De nieuwe overheidsrichtlijnen voor ethische hackers moeten de veiligheid van Nederland vergroten, maar zijn geen vrijbrief voor hackers om maar te doen wat ze willen. Dat liet Wil van Gemert tijdens een presentatie van de 'leidraad voor verantwoorde openbaarmaking van ICT-kwetsbaarheden' weten. Van Gemert is Directeur Cyber Security bij de NCTV.
Vorig jaar april kwam er uit de Kamer een verzoek voor een kader voor het verantwoord melden van beveiligingslekken door ethische hackers. Dat kader is nu opgesteld, maar volgens Van Gemert is de ICT-veiligheid nog steeds de verantwoordelijkheid van de betreffende organisaties en bedrijven. De leidraad is dan ook vooral bedoeld om partijen met elkaar in verband te brengen.
"De leidraad bestaat uit bouwstenen die je als organisatie zou moeten gebruiken om duidelijk te maken hoe je in toekomst zou willen omgaan als er in je bedrijf sprake van een kwetsbaarheid is."

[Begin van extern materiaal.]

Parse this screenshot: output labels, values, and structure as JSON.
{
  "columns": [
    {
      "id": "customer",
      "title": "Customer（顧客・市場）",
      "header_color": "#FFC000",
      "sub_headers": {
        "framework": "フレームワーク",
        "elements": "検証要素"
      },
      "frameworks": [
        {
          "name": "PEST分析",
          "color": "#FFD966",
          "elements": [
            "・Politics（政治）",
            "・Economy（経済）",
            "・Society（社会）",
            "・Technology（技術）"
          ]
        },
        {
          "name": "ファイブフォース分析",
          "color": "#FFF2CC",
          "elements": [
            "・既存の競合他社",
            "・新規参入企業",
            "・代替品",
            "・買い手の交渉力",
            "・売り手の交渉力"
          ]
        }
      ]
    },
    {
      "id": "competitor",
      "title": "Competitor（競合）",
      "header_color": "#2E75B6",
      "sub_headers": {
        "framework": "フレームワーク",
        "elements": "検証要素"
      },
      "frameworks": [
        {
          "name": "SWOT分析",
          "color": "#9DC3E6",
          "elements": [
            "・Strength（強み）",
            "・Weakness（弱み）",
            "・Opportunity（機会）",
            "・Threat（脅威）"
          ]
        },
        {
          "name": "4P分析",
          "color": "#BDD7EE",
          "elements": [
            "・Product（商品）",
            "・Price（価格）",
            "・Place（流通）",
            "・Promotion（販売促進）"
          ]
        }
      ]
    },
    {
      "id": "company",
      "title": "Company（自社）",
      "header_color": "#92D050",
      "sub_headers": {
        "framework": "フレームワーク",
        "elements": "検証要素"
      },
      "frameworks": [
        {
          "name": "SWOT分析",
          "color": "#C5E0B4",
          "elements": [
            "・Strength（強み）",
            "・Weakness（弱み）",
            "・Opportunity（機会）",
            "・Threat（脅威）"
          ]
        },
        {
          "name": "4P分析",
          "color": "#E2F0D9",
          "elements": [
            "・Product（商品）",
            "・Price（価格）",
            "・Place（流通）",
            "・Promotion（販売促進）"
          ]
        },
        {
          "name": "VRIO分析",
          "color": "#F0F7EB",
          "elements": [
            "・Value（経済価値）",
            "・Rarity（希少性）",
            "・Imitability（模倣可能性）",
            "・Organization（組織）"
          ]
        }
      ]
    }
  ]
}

"Het is aan het bedrijf, organisatie of overheid zelf om aan de hand van deze bouwstenen het kader te vormen voor beleid en het beleid publiekelijk en transparant uit te dragen." Organisaties kunnen op hun website melden dat ze het verantwoord melden van lekken ondersteunen. Zo weten hackers dat er op hun meldingen goed wordt gereageerd, laat Van Gemert weten.
Afspraken
"Er staat ook in de richtlijn dat als je je aan de afspraken houdt, het bedrijf in principe geen aangifte zou moeten doen. Dat is natuurlijk wel iets, een minister van Justitie die een leidraad uitgeeft waarin staat 'dit is tussen twee partijen, dit is wat mij betreft richting de politiek toe hoe je dit zou moeten doen. En als je je dan houdt aan die voorwaarden, begrijpen wij dat je geen aangifte doet'."

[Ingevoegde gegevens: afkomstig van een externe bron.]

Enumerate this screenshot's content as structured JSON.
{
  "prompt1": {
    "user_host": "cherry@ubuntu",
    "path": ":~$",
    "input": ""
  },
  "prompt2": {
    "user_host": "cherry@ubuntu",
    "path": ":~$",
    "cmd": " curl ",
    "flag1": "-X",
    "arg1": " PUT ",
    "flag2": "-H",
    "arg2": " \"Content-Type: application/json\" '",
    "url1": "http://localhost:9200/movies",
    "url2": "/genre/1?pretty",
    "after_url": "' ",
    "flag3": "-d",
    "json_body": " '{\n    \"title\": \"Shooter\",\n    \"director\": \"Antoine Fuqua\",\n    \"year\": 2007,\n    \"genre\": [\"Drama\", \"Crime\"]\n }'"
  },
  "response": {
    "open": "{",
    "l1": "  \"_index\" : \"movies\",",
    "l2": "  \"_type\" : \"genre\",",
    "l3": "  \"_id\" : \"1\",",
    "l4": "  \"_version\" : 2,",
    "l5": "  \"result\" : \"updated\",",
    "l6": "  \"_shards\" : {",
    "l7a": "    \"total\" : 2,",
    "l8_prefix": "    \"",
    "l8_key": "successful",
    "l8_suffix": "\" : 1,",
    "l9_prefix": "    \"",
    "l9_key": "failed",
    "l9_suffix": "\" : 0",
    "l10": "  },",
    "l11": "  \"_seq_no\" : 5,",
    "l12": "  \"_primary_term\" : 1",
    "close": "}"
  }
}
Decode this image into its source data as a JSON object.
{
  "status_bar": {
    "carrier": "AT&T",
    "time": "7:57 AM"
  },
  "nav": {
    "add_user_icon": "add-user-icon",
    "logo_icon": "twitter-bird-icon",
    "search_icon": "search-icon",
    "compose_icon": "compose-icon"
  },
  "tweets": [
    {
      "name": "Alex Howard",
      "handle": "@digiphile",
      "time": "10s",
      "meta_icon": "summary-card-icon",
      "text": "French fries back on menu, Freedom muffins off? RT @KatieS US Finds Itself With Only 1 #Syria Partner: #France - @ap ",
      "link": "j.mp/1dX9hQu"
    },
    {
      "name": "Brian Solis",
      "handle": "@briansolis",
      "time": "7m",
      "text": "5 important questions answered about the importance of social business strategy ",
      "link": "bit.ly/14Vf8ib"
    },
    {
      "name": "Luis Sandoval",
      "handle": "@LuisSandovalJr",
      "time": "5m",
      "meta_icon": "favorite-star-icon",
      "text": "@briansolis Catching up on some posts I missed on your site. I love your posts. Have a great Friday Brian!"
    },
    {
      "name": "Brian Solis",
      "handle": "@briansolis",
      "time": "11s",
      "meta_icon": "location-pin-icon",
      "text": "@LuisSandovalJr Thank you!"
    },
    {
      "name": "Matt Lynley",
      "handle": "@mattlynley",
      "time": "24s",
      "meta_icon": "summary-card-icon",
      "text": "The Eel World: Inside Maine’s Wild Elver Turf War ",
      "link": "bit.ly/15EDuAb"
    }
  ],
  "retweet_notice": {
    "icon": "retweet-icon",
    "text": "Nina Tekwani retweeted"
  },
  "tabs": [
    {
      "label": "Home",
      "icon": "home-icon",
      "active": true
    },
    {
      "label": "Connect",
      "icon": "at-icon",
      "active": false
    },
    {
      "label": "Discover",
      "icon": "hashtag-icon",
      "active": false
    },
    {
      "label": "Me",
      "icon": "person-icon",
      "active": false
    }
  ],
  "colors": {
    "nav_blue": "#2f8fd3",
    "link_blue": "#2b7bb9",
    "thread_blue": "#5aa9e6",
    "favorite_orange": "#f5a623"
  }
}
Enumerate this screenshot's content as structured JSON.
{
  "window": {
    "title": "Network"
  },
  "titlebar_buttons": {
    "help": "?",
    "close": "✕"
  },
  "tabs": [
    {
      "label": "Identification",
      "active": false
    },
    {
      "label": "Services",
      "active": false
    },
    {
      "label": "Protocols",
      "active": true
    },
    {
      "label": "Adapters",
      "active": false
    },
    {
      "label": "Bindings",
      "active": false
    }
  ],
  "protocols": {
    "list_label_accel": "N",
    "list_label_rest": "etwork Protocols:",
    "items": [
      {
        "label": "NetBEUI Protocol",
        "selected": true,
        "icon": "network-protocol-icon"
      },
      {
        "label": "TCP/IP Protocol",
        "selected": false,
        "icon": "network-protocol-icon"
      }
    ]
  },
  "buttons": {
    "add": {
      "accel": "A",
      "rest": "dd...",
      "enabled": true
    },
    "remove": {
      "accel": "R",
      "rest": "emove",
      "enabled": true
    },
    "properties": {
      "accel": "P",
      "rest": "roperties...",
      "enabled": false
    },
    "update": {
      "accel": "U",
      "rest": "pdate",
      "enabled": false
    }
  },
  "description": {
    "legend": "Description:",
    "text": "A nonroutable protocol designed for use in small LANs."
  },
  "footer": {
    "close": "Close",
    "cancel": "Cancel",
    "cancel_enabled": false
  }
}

Van Gemert benadrukt dat dit niet de verantwoordelijkheid van het Openbaar Ministerie wegneemt om alsnog zelf een onderzoek in te stellen als daar reden toe is. In het geval van gevonden lekken bij bedrijven speelt het Nationaal Cyber Security Center een faciliterende rol. "Het is de bedoeling dat de twee partijen er zelf uitkomen", aldus Van Gemert.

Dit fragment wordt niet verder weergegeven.